Вероника пожала плечами, повертела в пальцах желтую капсулу и выбросила её в траву. Старика она застала за работой. Маркелыч сделал свой раскоп.
На траве валялись ржавые стволы кавалерийских карабинов, казачьи шашки в истлевших ножнах, на дне ямы груда почерневших костей и черепов.
Маркелыч всё укладывал ровнёхонько, вздыхал и трясся в плаче, когда Вероника неслышно подошла к нему. Испуганно оглянулся на неё и сник.
— Вот он, девка, грех-то мой… Порешил людей зазря… Неотмывный грех, — он сбросил в яму всё оружие, оставил только одну шашку с сизым потемневшим лезвием, с едва заметными кольцами по нему, — это моя, возьму на память… Редкой златоустовской стали булат, никакое время её не берёт, хучь счас в бой с ней иди… даже остроту не потеряла. Ухватистая, бриткая! Бывало, в конных схлёстках не было от ней спасу… австрияков рубил до седла… до седла и красных… что было… зачем? Вызверили народ и кинули друг на друга. Супостаты!
Он быстро закидал неглубокую ямку землёй, отёр шашку о траву и перекрестился над холмиком.
— Простите меня, казаки… отдаю золото России… за нево смерть приняли, а может, иначе мне надо было сделать… Бес попутал! Простите, родимые… Пошли, девка. Попрощался я, крестик какой-никакой соорудил над ними, теперь можно помирать. Пошли на бивак…
Издали доплыл зовущий голос врача. Маркелыч шёл впереди, сжимая шашку под мышкой. Вероника едва поспевала следом. Старик выглянул из кустов и вдруг резко остановился, сильно и больно дёрнул за руку, пригнул к земле медсестру. Простонал, обернувшись к ней бешеным взором:
— Беда-а-а, девка! Один доктор… боле никого не видать. Я ить чуял, што так и будет! Беда-а-а…
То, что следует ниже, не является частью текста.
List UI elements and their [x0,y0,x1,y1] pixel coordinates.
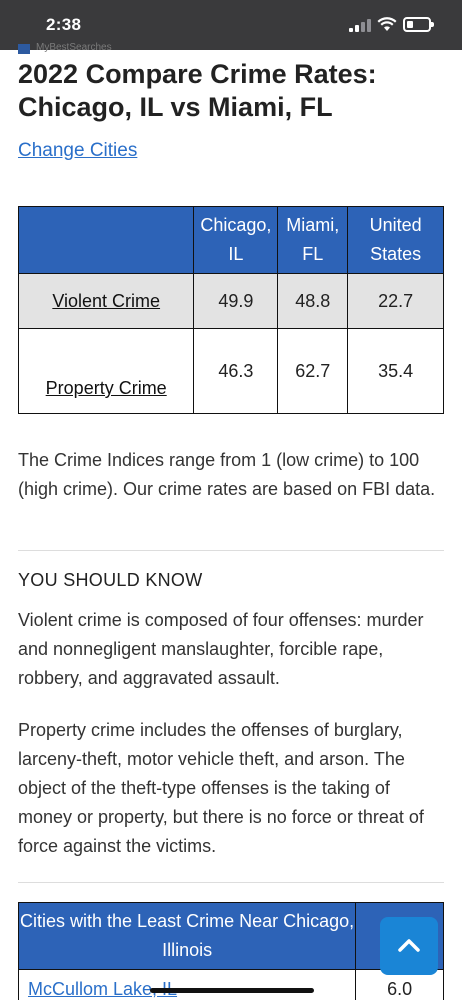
status-time: 2:38 [46,15,82,34]
violent-crime-link[interactable]: Violent Crime [52,291,160,311]
table-header-row: Chicago, IL Miami, FL United States [17,206,444,274]
property-crime-link[interactable]: Property Crime [46,378,167,398]
header-chicago: Chicago, IL [193,206,279,274]
value-cell: 48.8 [277,273,349,329]
value-cell: 22.7 [347,273,444,329]
you-should-know-heading: YOU SHOULD KNOW [18,570,203,590]
header-united-states: United States [347,206,444,274]
page-title-line1: 2022 Compare Crime Rates: [18,59,377,89]
value-cell: 49.9 [193,273,279,329]
least-crime-header: Cities with the Least Crime Near Chicago… [17,902,357,970]
site-logo[interactable]: MyBestSearches [18,42,158,54]
divider [18,882,444,883]
violent-crime-definition: Violent crime is composed of four offens… [18,610,424,688]
crime-indices-note: The Crime Indices range from 1 (low crim… [18,450,436,499]
property-crime-definition: Property crime includes the offenses of … [18,720,424,856]
value-cell: 46.3 [193,328,279,414]
battery-icon [403,17,434,32]
divider [18,550,444,551]
chevron-up-icon [398,939,420,952]
cellular-signal-icon [349,19,371,32]
header-empty-cell [17,206,195,274]
back-to-top-button[interactable] [380,917,438,975]
site-name: MyBestSearches [36,42,112,53]
city-cell: McCullom Lake, IL [17,969,357,1000]
header-miami: Miami, FL [277,206,349,274]
table-row: Property Crime 46.3 62.7 35.4 [17,328,444,414]
change-cities-link[interactable]: Change Cities [18,140,137,162]
row-label-cell: Property Crime [17,328,195,414]
table-row: Violent Crime 49.9 48.8 22.7 [17,273,444,329]
home-indicator[interactable] [150,988,314,993]
logo-mark-icon [18,44,30,54]
value-cell: 35.4 [347,328,444,414]
value-cell: 62.7 [277,328,349,414]
table-row: McCullom Lake, IL 6.0 [17,969,444,1000]
page-title: 2022 Compare Crime Rates: Chicago, IL vs… [18,58,448,124]
crime-comparison-table: Chicago, IL Miami, FL United States Viol… [17,206,444,414]
page-title-line2: Chicago, IL vs Miami, FL [18,92,333,122]
wifi-icon [377,17,397,32]
row-label-cell: Violent Crime [17,273,195,329]
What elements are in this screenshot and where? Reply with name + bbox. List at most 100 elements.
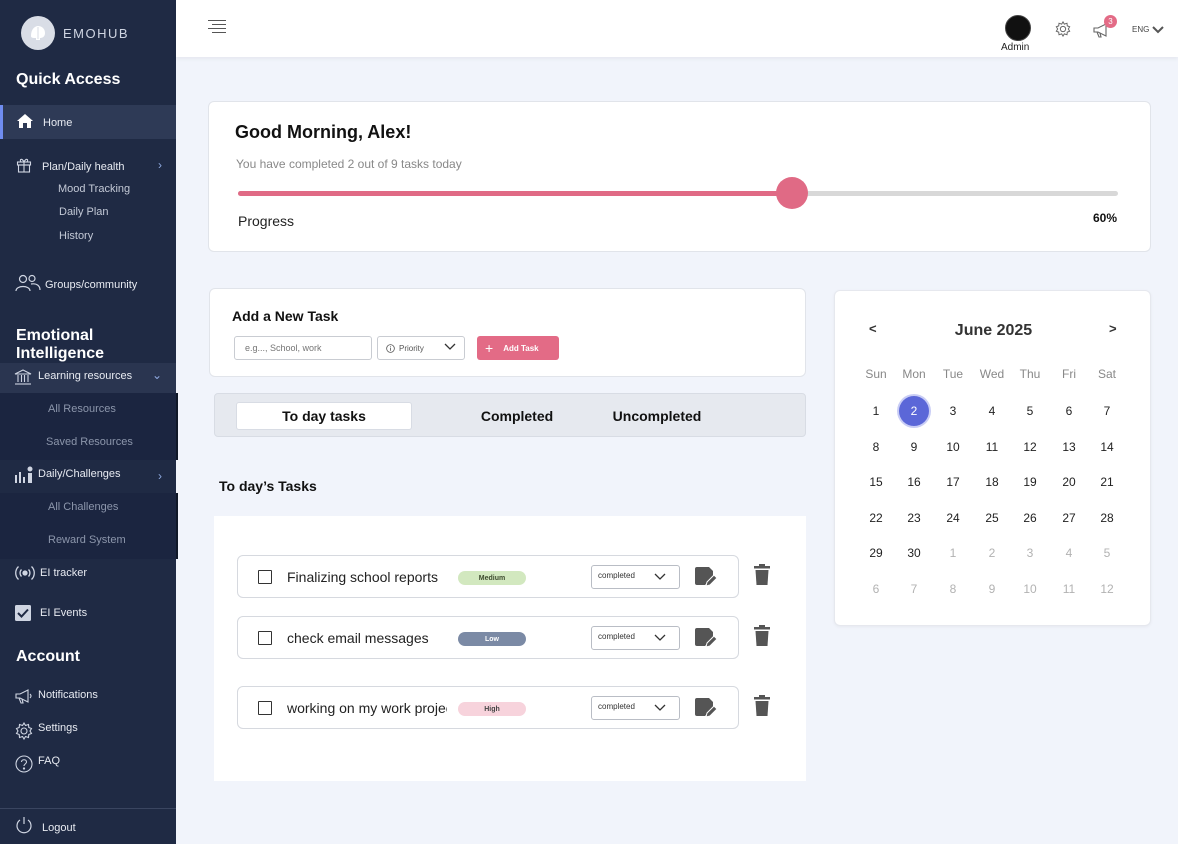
calendar-day[interactable]: 7 [899, 574, 929, 604]
calendar-day[interactable]: 3 [938, 396, 968, 426]
calendar-day[interactable]: 5 [1015, 396, 1045, 426]
sidebar-item-ei-events[interactable]: EI Events [0, 602, 176, 624]
calendar-day[interactable]: 23 [899, 503, 929, 533]
calendar-day[interactable]: 18 [977, 467, 1007, 497]
sidebar-item-faq[interactable]: FAQ [0, 751, 176, 773]
calendar-day[interactable]: 15 [861, 467, 891, 497]
app-logo[interactable]: EMOHUB [21, 16, 129, 50]
calendar-day[interactable]: 10 [1015, 574, 1045, 604]
calendar-day[interactable]: 24 [938, 503, 968, 533]
edit-icon[interactable] [693, 696, 718, 725]
calendar-day[interactable]: 4 [1054, 538, 1084, 568]
calendar-day[interactable]: 11 [977, 432, 1007, 462]
notification-count-badge: 3 [1104, 15, 1117, 28]
calendar-day[interactable]: 9 [899, 432, 929, 462]
calendar-day[interactable]: 17 [938, 467, 968, 497]
calendar-day[interactable]: 8 [938, 574, 968, 604]
calendar-day[interactable]: 28 [1092, 503, 1122, 533]
settings-gear-icon[interactable] [1055, 20, 1071, 42]
task-checkbox[interactable] [258, 631, 272, 645]
task-checkbox[interactable] [258, 570, 272, 584]
calendar-day[interactable]: 10 [938, 432, 968, 462]
tab-today-tasks[interactable]: To day tasks [236, 402, 412, 430]
sidebar-subitem-daily-plan[interactable]: Daily Plan [59, 206, 109, 218]
chevron-down-icon [654, 634, 666, 641]
sidebar-subitem-reward-system[interactable]: Reward System [48, 534, 126, 546]
calendar-day[interactable]: 6 [861, 574, 891, 604]
logout-button[interactable]: Logout [0, 815, 176, 839]
status-select[interactable]: completed [591, 626, 680, 650]
calendar-day[interactable]: 3 [1015, 538, 1045, 568]
calendar-day[interactable]: 29 [861, 538, 891, 568]
calendar-day[interactable]: 8 [861, 432, 891, 462]
calendar-day[interactable]: 6 [1054, 396, 1084, 426]
delete-trash-icon[interactable] [753, 564, 771, 591]
calendar-day[interactable]: 2 [899, 396, 929, 426]
calendar-day[interactable]: 5 [1092, 538, 1122, 568]
add-task-button[interactable]: + Add Task [477, 336, 559, 360]
progress-label: Progress [238, 213, 295, 229]
sidebar-item-learning-resources[interactable]: Learning resources ⌄ [0, 363, 176, 393]
calendar-day[interactable]: 4 [977, 396, 1007, 426]
calendar-day[interactable]: 19 [1015, 467, 1045, 497]
megaphone-icon [15, 688, 33, 704]
calendar-day[interactable]: 21 [1092, 467, 1122, 497]
language-selector[interactable]: ENG [1132, 25, 1165, 34]
calendar-day[interactable]: 14 [1092, 432, 1122, 462]
calendar-day[interactable]: 20 [1054, 467, 1084, 497]
sidebar-item-notifications[interactable]: Notifications [0, 685, 176, 707]
calendar-day[interactable]: 1 [938, 538, 968, 568]
sidebar-item-plan[interactable]: Plan/Daily health › [0, 155, 176, 177]
delete-trash-icon[interactable] [753, 625, 771, 652]
sidebar-item-home[interactable]: Home [0, 105, 176, 139]
task-checkbox[interactable] [258, 701, 272, 715]
calendar-day[interactable]: 7 [1092, 396, 1122, 426]
calendar-day[interactable]: 11 [1054, 574, 1084, 604]
calendar-day[interactable]: 30 [899, 538, 929, 568]
menu-toggle-icon[interactable] [208, 19, 226, 35]
calendar-day[interactable]: 2 [977, 538, 1007, 568]
delete-trash-icon[interactable] [753, 695, 771, 722]
edit-icon[interactable] [693, 626, 718, 655]
calendar-day[interactable]: 12 [1092, 574, 1122, 604]
status-value: completed [598, 702, 635, 711]
progress-slider-handle[interactable] [776, 177, 809, 209]
sidebar-item-label: Groups/community [45, 279, 138, 291]
sidebar-subitem-mood-tracking[interactable]: Mood Tracking [58, 183, 130, 195]
sidebar-item-label: FAQ [38, 755, 61, 767]
calendar-day[interactable]: 9 [977, 574, 1007, 604]
task-name: Finalizing school reports [287, 569, 438, 585]
status-value: completed [598, 571, 635, 580]
sidebar-subitem-saved-resources[interactable]: Saved Resources [46, 436, 133, 448]
add-task-title: Add a New Task [232, 308, 339, 324]
calendar-day[interactable]: 26 [1015, 503, 1045, 533]
calendar-day[interactable]: 13 [1054, 432, 1084, 462]
calendar-day[interactable]: 12 [1015, 432, 1045, 462]
task-row: check email messages Low completed [237, 616, 770, 659]
status-select[interactable]: completed [591, 696, 680, 720]
sidebar-subitem-all-resources[interactable]: All Resources [48, 403, 116, 415]
sidebar-subitem-all-challenges[interactable]: All Challenges [48, 501, 118, 513]
sidebar-item-settings[interactable]: Settings [0, 718, 176, 740]
calendar-day[interactable]: 16 [899, 467, 929, 497]
sidebar-subitem-history[interactable]: History [59, 230, 93, 242]
chevron-down-icon [1152, 25, 1165, 33]
task-name-input[interactable] [234, 336, 372, 360]
status-select[interactable]: completed [591, 565, 680, 589]
sidebar-item-groups[interactable]: Groups/community [0, 272, 176, 296]
sidebar-item-ei-tracker[interactable]: EI tracker [0, 562, 176, 584]
sidebar-item-daily-challenges[interactable]: Daily/Challenges › [0, 463, 176, 487]
priority-select[interactable]: Priority [377, 336, 465, 360]
calendar-day[interactable]: 25 [977, 503, 1007, 533]
tab-completed[interactable]: Completed [467, 402, 567, 430]
avatar[interactable] [1005, 15, 1031, 41]
calendar-day[interactable]: 22 [861, 503, 891, 533]
weekday-label: Wed [979, 367, 1005, 381]
calendar-next-button[interactable]: > [1109, 321, 1117, 336]
calendar-day[interactable]: 27 [1054, 503, 1084, 533]
tab-uncompleted[interactable]: Uncompleted [605, 402, 709, 430]
calendar-day[interactable]: 1 [861, 396, 891, 426]
gear-icon [15, 722, 33, 740]
edit-icon[interactable] [693, 565, 718, 594]
challenges-submenu: All Challenges Reward System [0, 493, 178, 559]
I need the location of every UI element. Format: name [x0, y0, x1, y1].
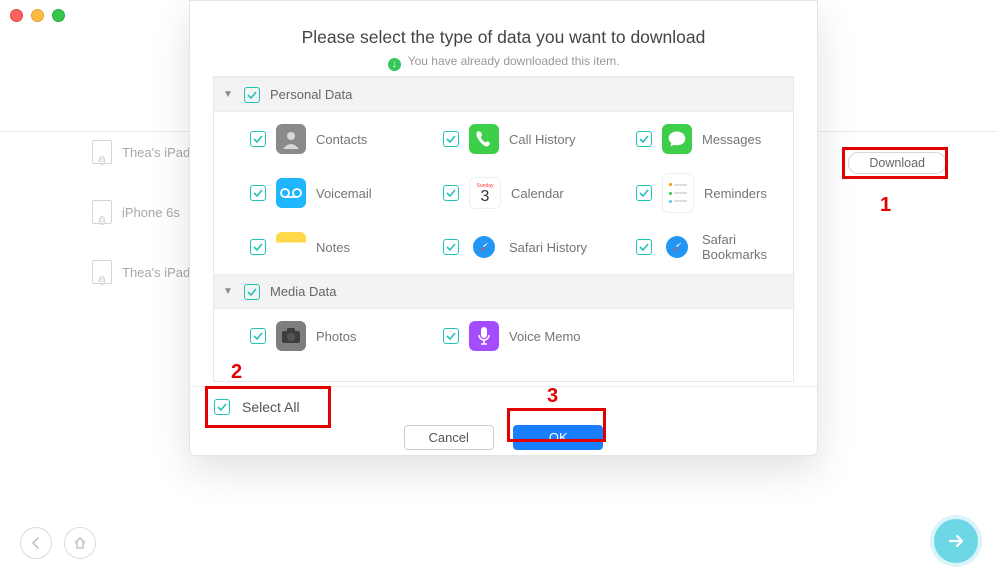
notes-icon: [276, 232, 306, 262]
dialog-subtitle-text: You have already downloaded this item.: [408, 54, 620, 68]
contacts-icon: [276, 124, 306, 154]
datatype-voice-memo[interactable]: Voice Memo: [407, 309, 600, 363]
datatype-calendar[interactable]: Sunday 3 Calendar: [407, 166, 600, 220]
datatype-label: Call History: [509, 132, 575, 147]
annotation-step-1: 1: [880, 194, 891, 217]
device-item[interactable]: Thea's iPad: [92, 260, 190, 284]
datatype-label: Safari Bookmarks: [702, 232, 793, 262]
voicemail-icon: [276, 178, 306, 208]
datatype-call-history[interactable]: Call History: [407, 112, 600, 166]
device-label: Thea's iPad: [122, 145, 190, 160]
data-type-list: ▼ Personal Data Contacts Call History: [213, 76, 794, 382]
datatype-label: Reminders: [704, 186, 767, 201]
device-item[interactable]: iPhone 6s: [92, 200, 190, 224]
datatype-label: Voice Memo: [509, 329, 581, 344]
dialog-buttons: Cancel OK: [190, 425, 817, 450]
zoom-icon[interactable]: [52, 9, 65, 22]
annotation-box-2: [205, 386, 331, 428]
annotation-box-3: [507, 408, 606, 442]
datatype-label: Calendar: [511, 186, 564, 201]
dialog-title: Please select the type of data you want …: [190, 27, 817, 48]
microphone-icon: [469, 321, 499, 351]
datatype-safari-bookmarks[interactable]: Safari Bookmarks: [600, 220, 793, 274]
close-icon[interactable]: [10, 9, 23, 22]
checkbox[interactable]: [636, 185, 652, 201]
annotation-step-2: 2: [231, 361, 242, 384]
safari-icon: [469, 232, 499, 262]
checkbox[interactable]: [244, 87, 260, 103]
checkbox[interactable]: [636, 239, 652, 255]
cancel-button[interactable]: Cancel: [404, 425, 494, 450]
datatype-voicemail[interactable]: Voicemail: [214, 166, 407, 220]
checkbox[interactable]: [250, 131, 266, 147]
datatype-notes[interactable]: Notes: [214, 220, 407, 274]
iphone-icon: [92, 200, 112, 224]
reminders-icon: [662, 173, 694, 213]
checkbox[interactable]: [443, 185, 459, 201]
ipad-icon: [92, 140, 112, 164]
datatype-label: Safari History: [509, 240, 587, 255]
bottom-nav: [20, 527, 96, 559]
checkbox[interactable]: [250, 239, 266, 255]
datatype-messages[interactable]: Messages: [600, 112, 793, 166]
messages-icon: [662, 124, 692, 154]
device-label: iPhone 6s: [122, 205, 180, 220]
ipad-icon: [92, 260, 112, 284]
datatype-label: Contacts: [316, 132, 367, 147]
checkbox[interactable]: [244, 284, 260, 300]
checkbox[interactable]: [250, 185, 266, 201]
section-title: Media Data: [270, 284, 336, 299]
datatype-reminders[interactable]: Reminders: [600, 166, 793, 220]
minimize-icon[interactable]: [31, 9, 44, 22]
dialog-subtitle: ↓ You have already downloaded this item.: [190, 54, 817, 71]
chevron-down-icon[interactable]: ▼: [222, 286, 234, 297]
datatype-label: Messages: [702, 132, 761, 147]
datatype-contacts[interactable]: Contacts: [214, 112, 407, 166]
empty-cell: [600, 309, 793, 363]
checkbox[interactable]: [250, 328, 266, 344]
datatype-label: Notes: [316, 240, 350, 255]
checkbox[interactable]: [443, 131, 459, 147]
device-sidebar: Thea's iPad iPhone 6s Thea's iPad: [92, 140, 190, 284]
datatype-photos[interactable]: Photos: [214, 309, 407, 363]
checkbox[interactable]: [443, 239, 459, 255]
checkbox[interactable]: [443, 328, 459, 344]
back-button[interactable]: [20, 527, 52, 559]
datatype-label: Voicemail: [316, 186, 372, 201]
window-controls: [10, 9, 65, 22]
next-button[interactable]: [934, 519, 978, 563]
phone-icon: [469, 124, 499, 154]
checkbox[interactable]: [636, 131, 652, 147]
section-title: Personal Data: [270, 87, 352, 102]
section-header-personal[interactable]: ▼ Personal Data: [214, 77, 793, 112]
device-item[interactable]: Thea's iPad: [92, 140, 190, 164]
downloaded-icon: ↓: [388, 58, 401, 71]
personal-data-grid: Contacts Call History Messages: [214, 112, 793, 274]
home-button[interactable]: [64, 527, 96, 559]
device-label: Thea's iPad: [122, 265, 190, 280]
media-data-grid: Photos Voice Memo: [214, 309, 793, 363]
datatype-safari-history[interactable]: Safari History: [407, 220, 600, 274]
annotation-box-1: [842, 147, 948, 179]
chevron-down-icon[interactable]: ▼: [222, 89, 234, 100]
safari-icon: [662, 232, 692, 262]
calendar-icon: Sunday 3: [469, 177, 501, 209]
camera-icon: [276, 321, 306, 351]
annotation-step-3: 3: [547, 385, 558, 408]
section-header-media[interactable]: ▼ Media Data: [214, 274, 793, 309]
datatype-label: Photos: [316, 329, 356, 344]
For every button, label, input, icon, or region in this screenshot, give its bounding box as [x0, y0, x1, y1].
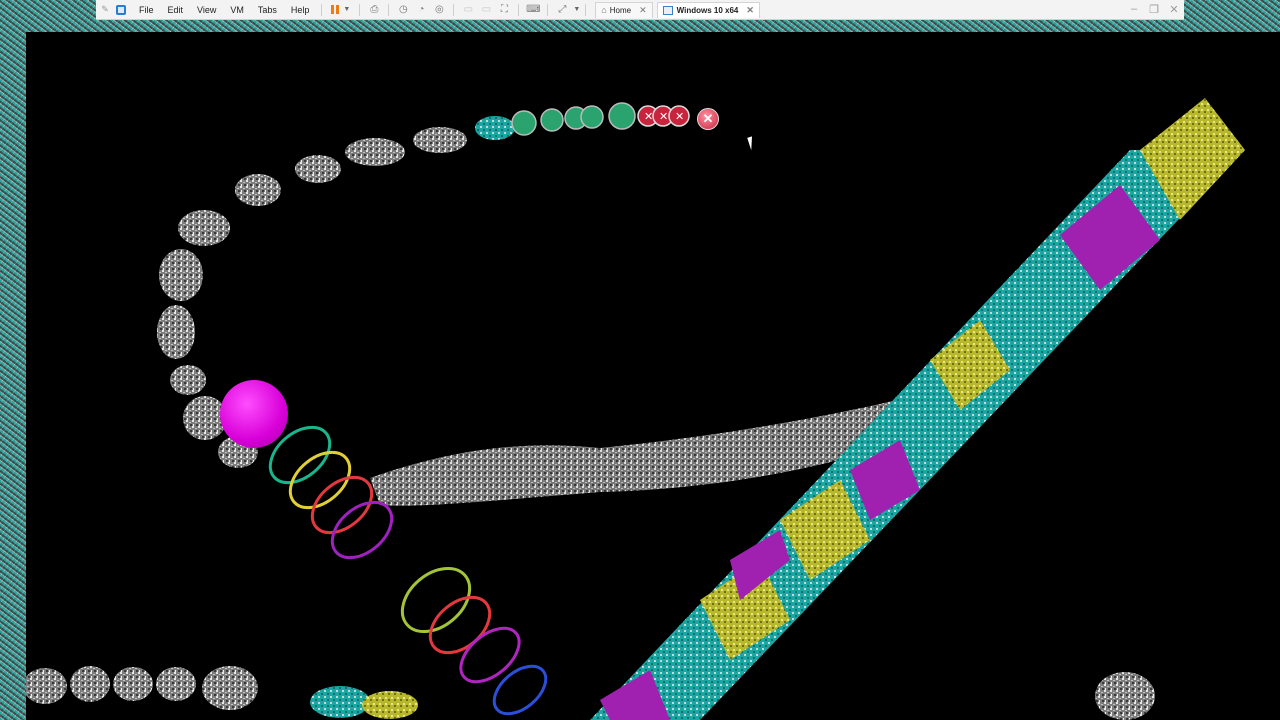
toolbar-divider: [388, 3, 390, 16]
vm-display-area[interactable]: ✕ ✕ ✕ ✕: [26, 32, 1280, 720]
motion-smear-colored-beam: [590, 98, 1245, 720]
send-keys-icon[interactable]: ⎙: [365, 3, 383, 17]
revert-snapshot-icon[interactable]: ◔: [412, 3, 430, 17]
vmware-logo-icon: [116, 4, 126, 15]
window-controls: – ❐ ✕: [1124, 3, 1184, 16]
toolbar-divider: [585, 3, 587, 16]
chevron-down-icon[interactable]: ▼: [343, 6, 350, 13]
game-canvas[interactable]: ✕ ✕ ✕: [26, 32, 1280, 720]
unity-icon[interactable]: ▭: [459, 3, 477, 17]
close-icon[interactable]: ✕: [639, 5, 647, 16]
minimize-icon[interactable]: –: [1124, 3, 1144, 16]
menu-help[interactable]: Help: [284, 5, 317, 15]
toolbar-divider: [547, 3, 549, 16]
terminal-icon[interactable]: ⌨: [524, 3, 542, 17]
toolbar-divider: [453, 3, 455, 16]
pause-icon-bar: [336, 5, 340, 14]
snapshot-manager-icon[interactable]: ◎: [430, 3, 448, 17]
toolbar-divider: [359, 3, 361, 16]
svg-text:✕: ✕: [644, 110, 653, 123]
restore-icon[interactable]: ❐: [1144, 3, 1164, 16]
stretch-icon[interactable]: ⤢: [553, 3, 571, 17]
fullscreen-icon[interactable]: ⛶: [495, 3, 513, 17]
menu-view[interactable]: View: [190, 5, 223, 15]
chevron-down-icon[interactable]: ▼: [573, 6, 580, 13]
menu-file[interactable]: File: [132, 5, 161, 15]
snapshot-icon[interactable]: ◷: [394, 3, 412, 17]
svg-text:✕: ✕: [675, 110, 684, 123]
tab-windows-10-x64[interactable]: Windows 10 x64 ✕: [656, 1, 760, 18]
tab-label: Windows 10 x64: [676, 5, 739, 15]
tab-label: Home: [609, 5, 632, 15]
home-icon: ⌂: [601, 5, 607, 15]
menu-tabs[interactable]: Tabs: [251, 5, 284, 15]
tab-home[interactable]: ⌂ Home ✕: [595, 1, 653, 18]
toolbar-divider: [321, 3, 323, 16]
toolbar-divider: [518, 3, 520, 16]
ball-chain: ✕ ✕ ✕: [475, 102, 690, 140]
bottom-ball-row: [26, 666, 1155, 720]
menu-vm[interactable]: VM: [223, 5, 251, 15]
svg-text:✕: ✕: [659, 110, 668, 123]
close-icon[interactable]: ✕: [1164, 3, 1184, 16]
launcher-current-ball: [220, 380, 288, 448]
vmware-toolbar: ✎ File Edit View VM Tabs Help ▼ ⎙ ◷ ◔ ◎ …: [96, 0, 1184, 20]
console-view-icon[interactable]: ▭: [477, 3, 495, 17]
pause-button[interactable]: ▼: [327, 5, 354, 14]
pause-icon: [331, 5, 335, 14]
vm-icon: [662, 5, 673, 15]
menu-edit[interactable]: Edit: [161, 5, 191, 15]
next-ball-indicator: ✕: [697, 108, 719, 130]
close-icon[interactable]: ✕: [746, 5, 754, 16]
ball-chain-track: [157, 127, 467, 468]
pin-icon[interactable]: ✎: [96, 4, 114, 15]
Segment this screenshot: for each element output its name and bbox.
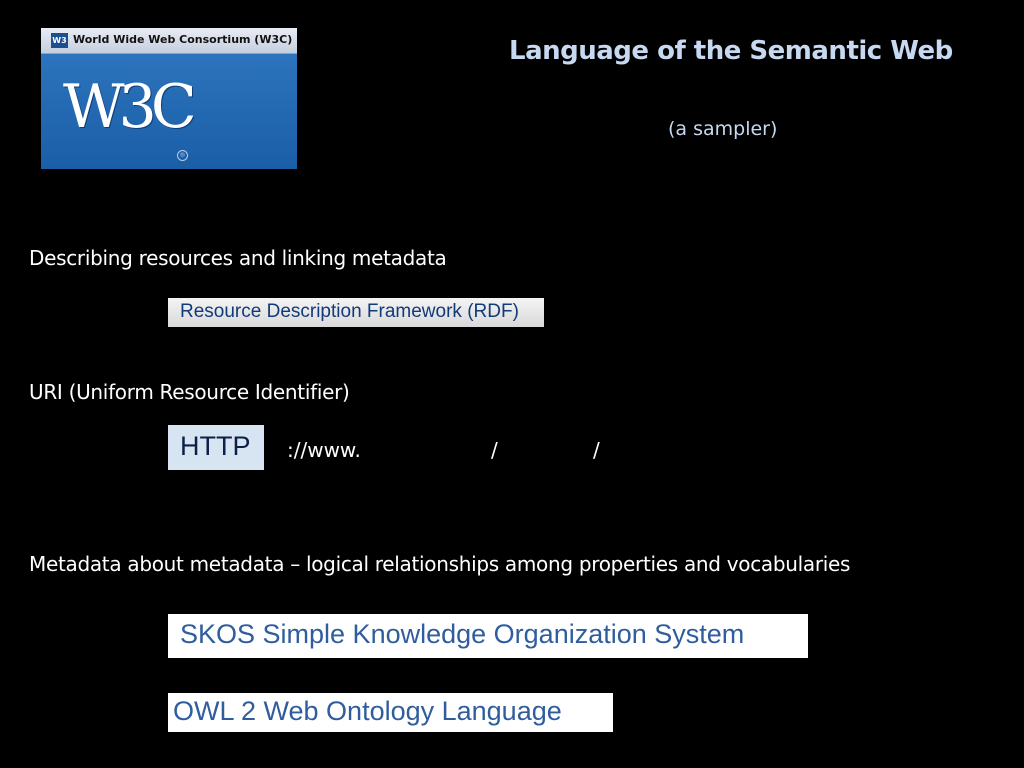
http-label: HTTP xyxy=(180,431,251,461)
w3c-wordmark: W3C xyxy=(63,72,197,142)
uri-slash-2: / xyxy=(593,438,600,462)
http-label-box: HTTP xyxy=(168,425,264,470)
slide-subtitle: (a sampler) xyxy=(668,118,778,140)
skos-label-box: SKOS Simple Knowledge Organization Syste… xyxy=(168,614,808,658)
owl-label: OWL 2 Web Ontology Language xyxy=(173,696,562,726)
describing-heading: Describing resources and linking metadat… xyxy=(29,246,447,270)
rdf-label-box: Resource Description Framework (RDF) xyxy=(168,298,544,327)
owl-label-box: OWL 2 Web Ontology Language xyxy=(168,693,613,732)
uri-slash-1: / xyxy=(491,438,498,462)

— Что случилось? Что вы глупости говорите, какая беда? Пустите же мою руку, я пойду!
— Тихо! Неразумная баба! Ты только поглянь, как он с карабином рыщет… Беда! Ты, вот што, мимо могилки беги к реке и ухоронись, из кустов не высовывайся… Нет, погоди. Сюда бежит, ляжь! Коли што случится со мной, уползай, не показывайся ему на глаза, порешит!
— Да что вы плетёте?! Ведущий терапевт в Кремлёвке!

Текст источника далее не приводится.